Uma agência da ONU recuou com relação ao conteúdo de um documento que sugere a seus países-membros que descriminalizem a posse e o uso de drogas, segundo informações obtidas pela BBC. O documento elaborado pelo escritório para drogas e crimes da organização (UNODC, na sigla em inglês) vazou antes de ser publicado e foi alvo de pressão de política de ao menos um país.

Assinado por Monica Beg, chefe da seção de HIV/Aids do UNODC, para uma conferência internacional sobre redução de danos a ser realizada no próximo mês em Kuala Lumpur, o texto diz que “deter e prender (usuários de drogas) são medidas excessivas”.

A posse de drogas é considerada um crime em diversos países-membros da ONU. No Brasil, o Supremo Tribunal Federal está em processo de julgar se a posse e uso pessoal de drogas é crime, com base em uma ação envolvendo um mecânico de 55 anos condenado por porte de 3 gramas de maconha.

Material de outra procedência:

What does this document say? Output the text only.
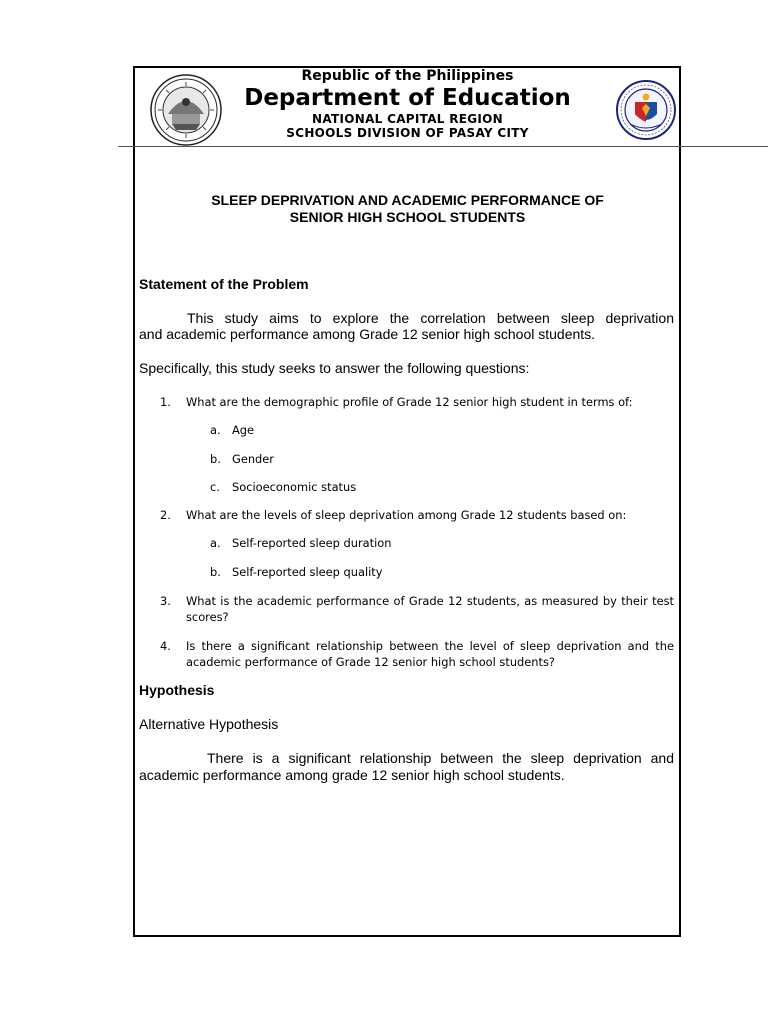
Republic of the Philippines
Department of Education
NATIONAL CAPITAL REGION
SCHOOLS DIVISION OF PASAY CITY
SLEEP DEPRIVATION AND ACADEMIC PERFORMANCE OF
SENIOR HIGH SCHOOL STUDENTS
Statement of the Problem
This study aims to explore the correlation between sleep deprivation
and academic performance among Grade 12 senior high school students.
Specifically, this study seeks to answer the following questions:
1.	What are the demographic profile of Grade 12 senior high student in terms of:
a. Age
b. Gender
c. Socioeconomic status
2.	What are the levels of sleep deprivation among Grade 12 students based on:
a. Self-reported sleep duration
b. Self-reported sleep quality
3.	What is the academic performance of Grade 12 students, as measured by their test scores?
4.	Is there a significant relationship between the level of sleep deprivation and the academic performance of Grade 12 senior high school students?
Hypothesis
Alternative Hypothesis
There is a significant relationship between the sleep deprivation and
academic performance among grade 12 senior high school students.
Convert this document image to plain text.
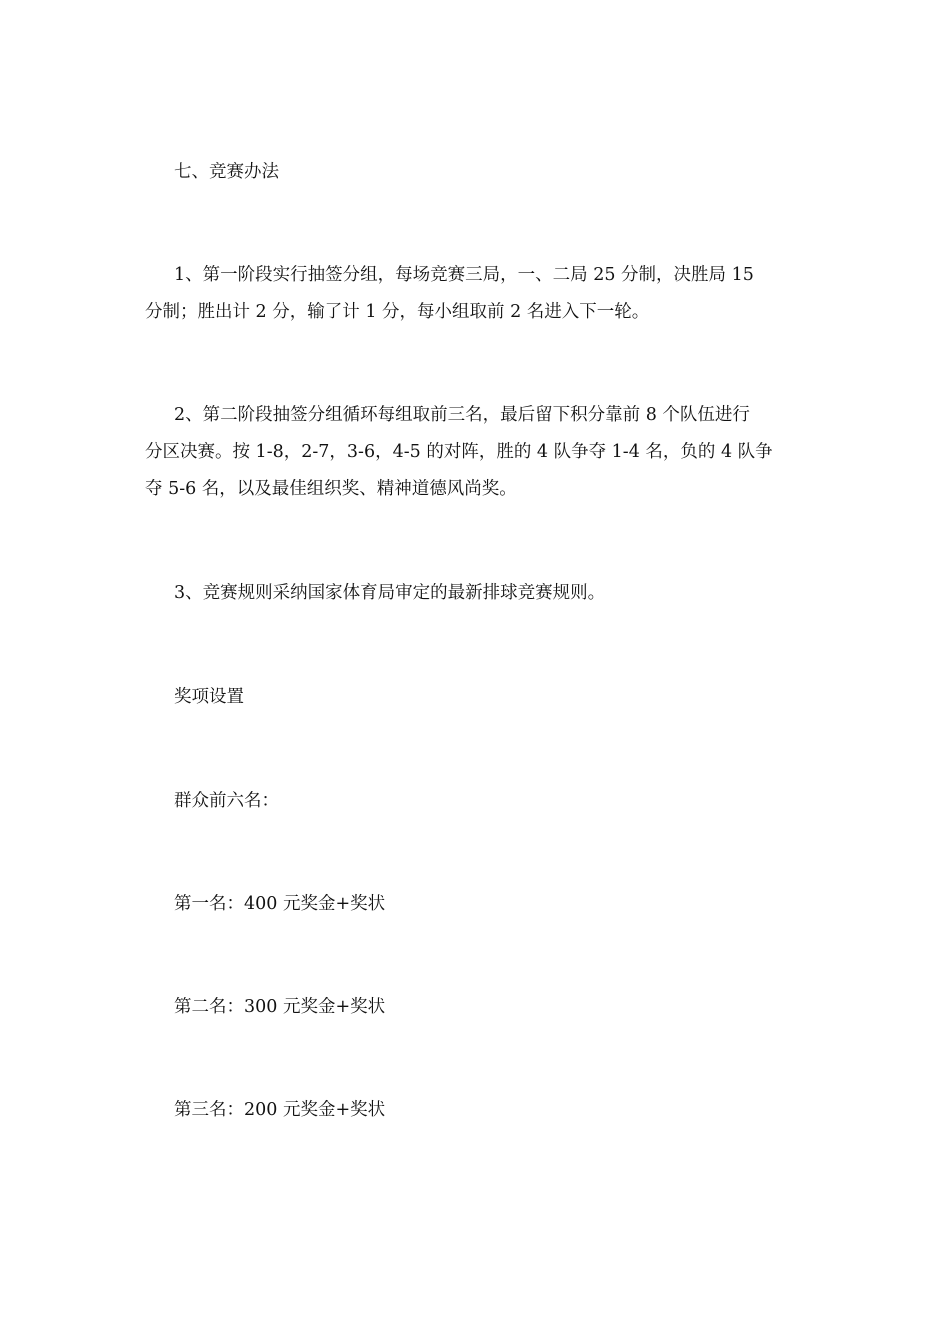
七、竞赛办法

1、第一阶段实行抽签分组，每场竞赛三局，一、二局 25 分制，决胜局 15
分制；胜出计 2 分，输了计 1 分，每小组取前 2 名进入下一轮。
2、第二阶段抽签分组循环每组取前三名，最后留下积分靠前 8 个队伍进行
分区决赛。按 1-8，2-7，3-6，4-5 的对阵，胜的 4 队争夺 1-4 名，负的 4 队争
夺 5-6 名，以及最佳组织奖、精神道德风尚奖。

3、竞赛规则采纳国家体育局审定的最新排球竞赛规则。

奖项设置

群众前六名：

第一名：400 元奖金+奖状

第二名：300 元奖金+奖状

第三名：200 元奖金+奖状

Os ministros do STF analisam a constitucionalidade do artigo 28 da lei 11.343, de 2006, que diz ser crime adquirir, guardar ou portar drogas para consumo próprio. A Defensoria do Estado de São Paulo defende que isso viola o princípio da intimidade e da vida privada.

Fontes do UNODC, que supervisiona convenções internacionais sobre drogas, disseram à BBC que o documento nunca foi aprovado como política pela ONU. Um funcionário sênior da agência afirmou que Beg, uma “funcionária de médio escalão”, redigiu a proposta como um ponto de vista profissional.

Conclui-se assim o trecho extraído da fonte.